L'ancien international français de handball a quitté son poste de président de la Ligue nationale (LNH) après avoir été condamné mercredi à un an de prison avec sursis et 2.500 euros d'amende pour corruption de mineur et enregistrement d'images pédopornographiques.

Le monde du sport secoué par un nouveau scandale. C'est mercredi que franceinfo a révélé que l'ancien gardien double champion du monde de handball âgé de 52 ans se trouvait dans le collimateur de la justice. Tout a été très vite. Interpellé et placé en garde à vue lundi, déféré mardi soir au tribunal de Paris, il a été condamné mercredi 25 janvier à un an de prison avec sursis pour corruption de mineur et enregistrement d'images pédopornographiques. Une peine que l'ancien joueur de l'OM-Vitrolles originaire de Salon-de-Provence a accepté.

    • Comment a éclaté l'affaire ?

    L'affaire a éclaté en juin 2020 avec la plainte d'un adolescent de 13 ans. Le jeune garçon a expliqué à la police qu'un homme l'a approché sur le réseau social Snapchat par un homme sous le pseudo de Daddy. Ce dernier l'a amené à échanger avec lui des selfies et des vidéos à caractère sexuel. L'homme avait même proposé à l'adolescent un rendez-vous et payé le taxi qui le conduirait jusqu'à lui, mais la jeune victime a heureusement fait demi-tour au dernier moment.

    • Y a-t-il d'autres victimes ? 

    A ce stade, après des mois d'enquête, les enquêteurs n'ont pas eu connaissance d'autres victimes, a-t-on ajouté de source proche du dossier.

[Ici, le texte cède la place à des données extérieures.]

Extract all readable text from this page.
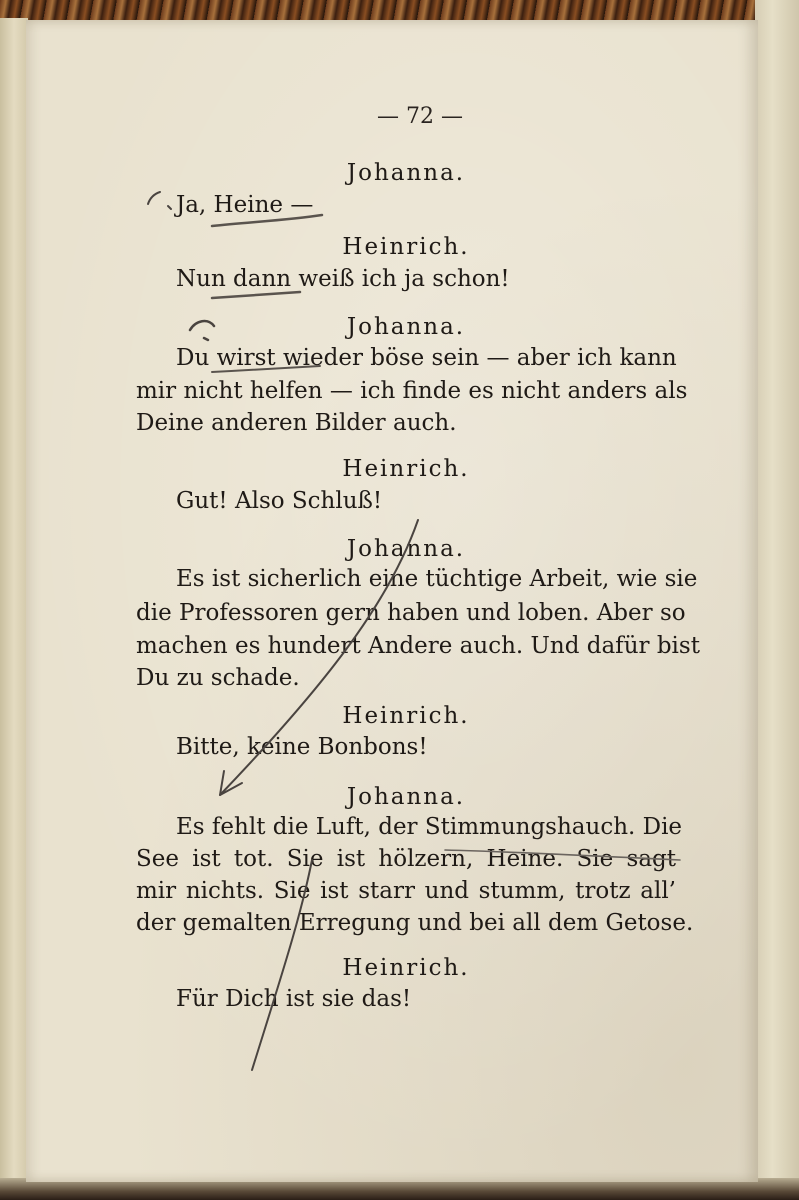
— 72 —
Johanna.
Ja, Heine —
Heinrich.
Nun dann weiß ich ja schon!
Johanna.
Du wirst wieder böse sein — aber ich kann
mir nicht helfen — ich finde es nicht anders als
Deine anderen Bilder auch.
Heinrich.
Gut! Also Schluß!
Johanna.
Es ist sicherlich eine tüchtige Arbeit, wie sie
die Professoren gern haben und loben. Aber so
machen es hundert Andere auch. Und dafür bist
Du zu schade.
Heinrich.
Bitte, keine Bonbons!
Johanna.
Es fehlt die Luft, der Stimmungshauch. Die
See ist tot. Sie ist hölzern, Heine. Sie sagt
mir nichts. Sie ist starr und stumm, trotz all’
der gemalten Erregung und bei all dem Getose.
Heinrich.
Für Dich ist sie das!
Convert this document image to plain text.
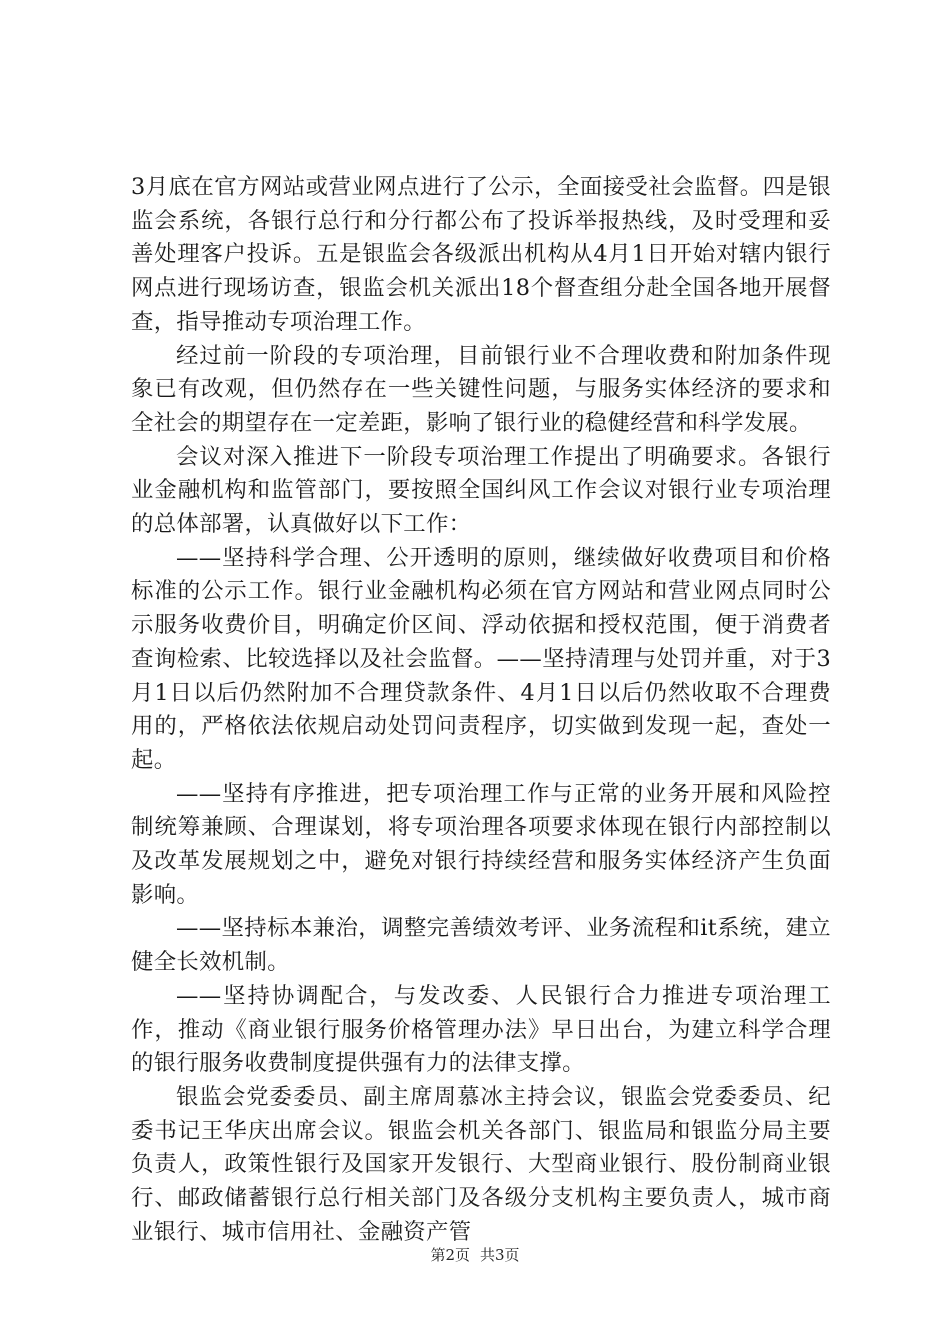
3月底在官方网站或营业网点进行了公示，全面接受社会监督。四是银监会系统，各银行总行和分行都公布了投诉举报热线，及时受理和妥善处理客户投诉。五是银监会各级派出机构从4月1日开始对辖内银行网点进行现场访查，银监会机关派出18个督查组分赴全国各地开展督查，指导推动专项治理工作。

经过前一阶段的专项治理，目前银行业不合理收费和附加条件现象已有改观，但仍然存在一些关键性问题，与服务实体经济的要求和全社会的期望存在一定差距，影响了银行业的稳健经营和科学发展。

会议对深入推进下一阶段专项治理工作提出了明确要求。各银行业金融机构和监管部门，要按照全国纠风工作会议对银行业专项治理的总体部署，认真做好以下工作：

——坚持科学合理、公开透明的原则，继续做好收费项目和价格标准的公示工作。银行业金融机构必须在官方网站和营业网点同时公示服务收费价目，明确定价区间、浮动依据和授权范围，便于消费者查询检索、比较选择以及社会监督。——坚持清理与处罚并重，对于3月1日以后仍然附加不合理贷款条件、4月1日以后仍然收取不合理费用的，严格依法依规启动处罚问责程序，切实做到发现一起，查处一起。

——坚持有序推进，把专项治理工作与正常的业务开展和风险控制统筹兼顾、合理谋划，将专项治理各项要求体现在银行内部控制以及改革发展规划之中，避免对银行持续经营和服务实体经济产生负面影响。

——坚持标本兼治，调整完善绩效考评、业务流程和it系统，建立健全长效机制。

——坚持协调配合，与发改委、人民银行合力推进专项治理工作，推动《商业银行服务价格管理办法》早日出台，为建立科学合理的银行服务收费制度提供强有力的法律支撑。

银监会党委委员、副主席周慕冰主持会议，银监会党委委员、纪委书记王华庆出席会议。银监会机关各部门、银监局和银监分局主要负责人，政策性银行及国家开发银行、大型商业银行、股份制商业银行、邮政储蓄银行总行相关部门及各级分支机构主要负责人，城市商业银行、城市信用社、金融资产管

第2页 共3页
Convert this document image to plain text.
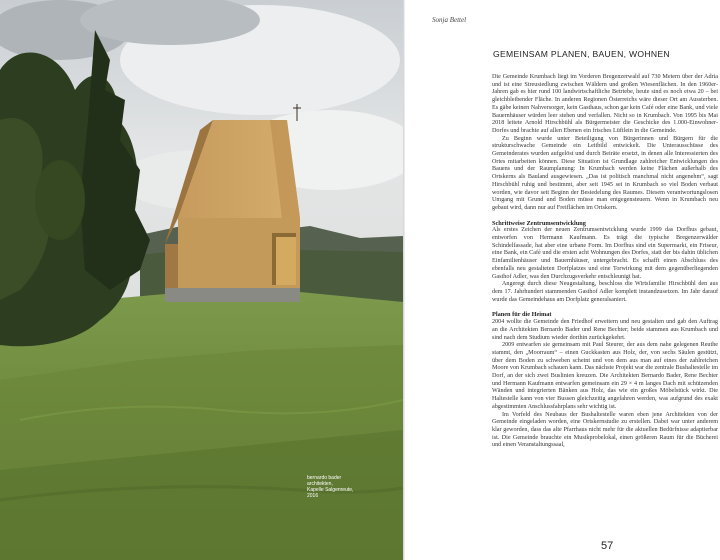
bernardo bader
architekten,
Kapelle Salgenreute,
2016
Sonja Bettel
GEMEINSAM PLANEN, BAUEN, WOHNEN

Die Gemeinde Krumbach liegt im Vorderen Bregenzerwald auf 730 Metern über der Adria und ist eine Streusiedlung zwischen Wäldern und großen Wiesenflächen. In den 1960er-Jahren gab es hier rund 100 landwirtschaftliche Betriebe, heute sind es noch etwa 20 – bei gleichbleibender Fläche. In anderen Regionen Österreichs wäre dieser Ort am Aussterben. Es gäbe keinen Nahversorger, kein Gasthaus, schon gar kein Café oder eine Bank, und viele Bauernhäuser würden leer stehen und verfallen. Nicht so in Krumbach. Von 1995 bis Mai 2018 leitete Arnold Hirschbühl als Bürgermeister die Geschicke des 1.000-Einwohner-Dorfes und brachte auf allen Ebenen ein frisches Lüftlein in die Gemeinde.

Zu Beginn wurde unter Beteiligung von Bürgerinnen und Bürgern für die strukturschwache Gemeinde ein Leitbild entwickelt. Die Unterausschüsse des Gemeinderates wurden aufgelöst und durch Beiräte ersetzt, in denen alle Interessierten des Ortes mitarbeiten können. Diese Situation ist Grundlage zahlreicher Entwicklungen des Bauens und der Raumplanung: In Krumbach werden keine Flächen außerhalb des Ortskerns als Bauland ausgewiesen. „Das ist politisch manchmal nicht angenehm“, sagt Hirschbühl ruhig und bestimmt, aber seit 1945 sei in Krumbach so viel Boden verbaut worden, wie davor seit Beginn der Besiedelung des Raumes. Diesem verantwortungslosen Umgang mit Grund und Boden müsse man entgegensteuern. Wenn in Krumbach neu gebaut wird, dann nur auf Freiflächen im Ortskern.

Schrittweise Zentrumsentwicklung

Als erstes Zeichen der neuen Zentrumsentwicklung wurde 1999 das Dorfhus gebaut, entworfen von Hermann Kaufmann. Es trägt die typische Bregenzerwälder Schindelfassade, hat aber eine urbane Form. Im Dorfhus sind ein Supermarkt, ein Friseur, eine Bank, ein Café und die ersten acht Wohnungen des Dorfes, statt der bis dahin üblichen Einfamilienhäuser und Bauernhäuser, untergebracht. Es schafft einen Abschluss des ebenfalls neu gestalteten Dorfplatzes und eine Torwirkung mit dem gegenüberliegenden Gasthof Adler, was den Durchzugsverkehr entschleunigt hat.

Angeregt durch diese Neugestaltung, beschloss die Wirtsfamilie Hirschbühl den aus dem 17. Jahrhundert stammenden Gasthof Adler komplett instandzusetzen. Im Jahr darauf wurde das Gemeindehaus am Dorfplatz generalsaniert.

Planen für die Heimat

2004 wollte die Gemeinde den Friedhof erweitern und neu gestalten und gab den Auftrag an die Architekten Bernardo Bader und Rene Bechter; beide stammen aus Krumbach und sind nach dem Studium wieder dorthin zurückgekehrt.

2009 entwarfen sie gemeinsam mit Paul Steurer, der aus dem nahe gelegenen Reuthe stammt, den „Moorraum“ – einen Guckkasten aus Holz, der, von sechs Säulen gestützt, über dem Boden zu schweben scheint und von dem aus man auf eines der zahlreichen Moore von Krumbach schauen kann. Das nächste Projekt war die zentrale Bushaltestelle im Dorf, an der sich zwei Buslinien kreuzen. Die Architekten Bernardo Bader, Rene Bechter und Hermann Kaufmann entwarfen gemeinsam ein 29 × 4 m langes Dach mit schützenden Wänden und integrierten Bänken aus Holz, das wie ein großes Möbelstück wirkt. Die Haltestelle kann von vier Bussen gleichzeitig angefahren werden, was aufgrund des exakt abgestimmten Anschlussfahrplans sehr wichtig ist.

Im Vorfeld des Neubaus der Bushaltestelle waren eben jene Architekten von der Gemeinde eingeladen worden, eine Ortskernstudie zu erstellen. Dabei war unter anderem klar geworden, dass das alte Pfarrhaus nicht mehr für die aktuellen Bedürfnisse adaptierbar ist. Die Gemeinde brauchte ein Musikprobelokal, einen größeren Raum für die Bücherei und einen Veranstaltungssaal,

57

Bruno Martini a reconnu avoir eu des contacts intimes en ligne avec de jeunes adultes ces dernières années . Il a également reconnu avoir approché le jeune garçon de 13 ans assurant aux enquêteurs avoir cru qu'il s'agissait d'un mineur de plus de 15 ans.

    Au vu des photos du mineur avec qui il a été en contact sur Snapchat, "M. Martini ne pouvait pas savoir que le (plaignant) avait moins de 15 ans", a affirmé son avocat.

    • Pourquoi Bruno Martini a-t-il été jugé si vite ?

    Après deux jours d'audition en garde à vue, Bruno Martini a été laissé libre mardi soir et présenté à un juge mercredi en comparution sur reconnaissance préalable de culpabilité (CRPC), sur le mode du "plaider coupable". En échange de la reconnaissance de sa culpabilité, il a été condamné à une peine inférieure à celle encourue de cinq ans de prison et 75.000 euros d'amende.

    Cette sanction, homologuée en début d'après-midi par un juge du tribunal judiciaire de Paris comprend aussi cinq ans d'interdiction d'exercer une activité impliquant un contact avec des mineurs, a indiqué l'avocat de M. Martini, Me Elie Dottelonde.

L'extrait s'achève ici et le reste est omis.